After last night's snoozer of a National Championship Game, college football fans are looking forward to the four-team playoff starting in 2014 like it is going to introduce an entirely new era of the sport. Well, unless the entire Southeastern Conference is going to be banned from playing in that playoff--nothing will change.
It becomes more clear each year that the elite teams of the SEC are moving farther away from the rest of the field--rather than anyone catching up to them. It took all of five plays last night to realize that an undefeated Notre Dame team had ZERO chance of beating Alabama. Twitter was afire with talking heads, journalists and former athletes all picking teams that would have been a "better" matchup for the Tide.
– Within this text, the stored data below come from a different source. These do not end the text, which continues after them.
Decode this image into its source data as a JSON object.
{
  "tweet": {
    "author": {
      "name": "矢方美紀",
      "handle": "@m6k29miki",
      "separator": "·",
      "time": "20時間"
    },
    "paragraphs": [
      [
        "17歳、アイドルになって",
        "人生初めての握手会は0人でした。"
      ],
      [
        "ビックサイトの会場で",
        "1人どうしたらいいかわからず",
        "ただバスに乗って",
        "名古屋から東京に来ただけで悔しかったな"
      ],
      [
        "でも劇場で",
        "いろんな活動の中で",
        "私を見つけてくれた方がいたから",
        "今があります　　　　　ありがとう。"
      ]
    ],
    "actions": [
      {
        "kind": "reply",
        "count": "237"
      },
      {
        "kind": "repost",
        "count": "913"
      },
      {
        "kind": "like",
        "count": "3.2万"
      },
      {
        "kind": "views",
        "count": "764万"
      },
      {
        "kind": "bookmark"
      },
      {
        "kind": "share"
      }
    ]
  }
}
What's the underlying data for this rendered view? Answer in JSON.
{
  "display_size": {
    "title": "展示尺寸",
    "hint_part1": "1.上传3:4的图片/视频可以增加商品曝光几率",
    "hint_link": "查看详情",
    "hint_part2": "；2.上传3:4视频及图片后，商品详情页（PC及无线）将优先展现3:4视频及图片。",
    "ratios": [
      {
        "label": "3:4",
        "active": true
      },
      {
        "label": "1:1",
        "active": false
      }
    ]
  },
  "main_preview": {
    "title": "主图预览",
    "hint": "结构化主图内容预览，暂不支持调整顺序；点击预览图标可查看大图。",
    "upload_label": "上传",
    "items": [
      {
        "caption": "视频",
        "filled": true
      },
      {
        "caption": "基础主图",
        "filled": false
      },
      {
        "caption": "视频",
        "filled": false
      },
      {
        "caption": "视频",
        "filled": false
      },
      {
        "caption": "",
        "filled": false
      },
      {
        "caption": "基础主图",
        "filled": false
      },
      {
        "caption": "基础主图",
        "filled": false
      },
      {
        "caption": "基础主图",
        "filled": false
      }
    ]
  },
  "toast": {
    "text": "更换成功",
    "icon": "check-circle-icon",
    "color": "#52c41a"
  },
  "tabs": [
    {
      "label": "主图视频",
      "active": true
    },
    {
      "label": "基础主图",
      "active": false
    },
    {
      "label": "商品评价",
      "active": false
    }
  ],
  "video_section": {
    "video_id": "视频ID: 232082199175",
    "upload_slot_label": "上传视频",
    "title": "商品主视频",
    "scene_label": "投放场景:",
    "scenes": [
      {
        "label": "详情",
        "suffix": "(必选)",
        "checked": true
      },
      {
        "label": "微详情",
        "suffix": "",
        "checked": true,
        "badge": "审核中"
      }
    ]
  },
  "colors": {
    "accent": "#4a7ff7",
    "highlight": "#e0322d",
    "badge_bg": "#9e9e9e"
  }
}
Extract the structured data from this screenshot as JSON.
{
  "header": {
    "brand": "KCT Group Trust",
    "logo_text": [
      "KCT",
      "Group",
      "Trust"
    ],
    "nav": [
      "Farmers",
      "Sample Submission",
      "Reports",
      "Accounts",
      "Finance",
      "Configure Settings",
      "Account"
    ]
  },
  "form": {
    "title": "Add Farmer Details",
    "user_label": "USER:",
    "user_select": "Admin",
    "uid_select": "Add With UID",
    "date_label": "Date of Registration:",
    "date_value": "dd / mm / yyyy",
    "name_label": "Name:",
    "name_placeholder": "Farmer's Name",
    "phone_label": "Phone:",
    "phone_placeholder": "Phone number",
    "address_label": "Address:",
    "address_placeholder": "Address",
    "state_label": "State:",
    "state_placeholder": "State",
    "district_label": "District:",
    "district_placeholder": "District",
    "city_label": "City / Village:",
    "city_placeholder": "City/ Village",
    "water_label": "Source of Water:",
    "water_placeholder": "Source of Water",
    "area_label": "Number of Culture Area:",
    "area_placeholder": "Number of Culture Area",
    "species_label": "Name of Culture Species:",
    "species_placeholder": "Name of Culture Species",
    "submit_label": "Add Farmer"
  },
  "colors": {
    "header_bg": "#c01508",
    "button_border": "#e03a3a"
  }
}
One of the more popular selections was Oregon. "At least they would score" was the usual argument. They apparently forgot that Oregon struggled to score against Stanford in a PAC-12 loss this season. And Stanford lost to Notre Dame (even though it was only because the refs totally blew a touchdown by Stanford on the second-to-last play of the game and refused to overturn it on replay). I'd have given the Ducks one more touchdown than the Irish scored last night--meaning it still would have been a blowout.
So everyone believes that if we do away with the BCS and go strictly to a four-team playoff, we are going to end up with classic championship games--and the SEC won't win seven years in a row. Well, if the playoff had been in effect this year, your "Final Four" would have been Notre Dame versus Oregon--which didn't even win its own DIVISION in the PAC 12--and Alabama versus Florida--which didn't even win its own DIVISION in the SEC. Tell me how that is any better?
I don't mind at all that the SEC wins the "national championship" every year. At least they do it playing real football. Nick Saban and Alabama don't run the spread, read-option, throw-it-on every-down, run with the quarterback junk that has taken over college football and turned it into a video game where the only determining factor is who gets the ball last to put the final points on the board. The Tide rolls with power running, short passing and a smothering defense that turns these running backs disguised as quarterbacks that so many teams have now into the same useless player that NFL defenses have made Tim Tebow into being.
So college football fans can set their sights on 2014 all they want. But unless the rest of the sport gets back to the basics and plays the brand of football they play in the SEC, what they are going to see won't be any different than what we are seeing now.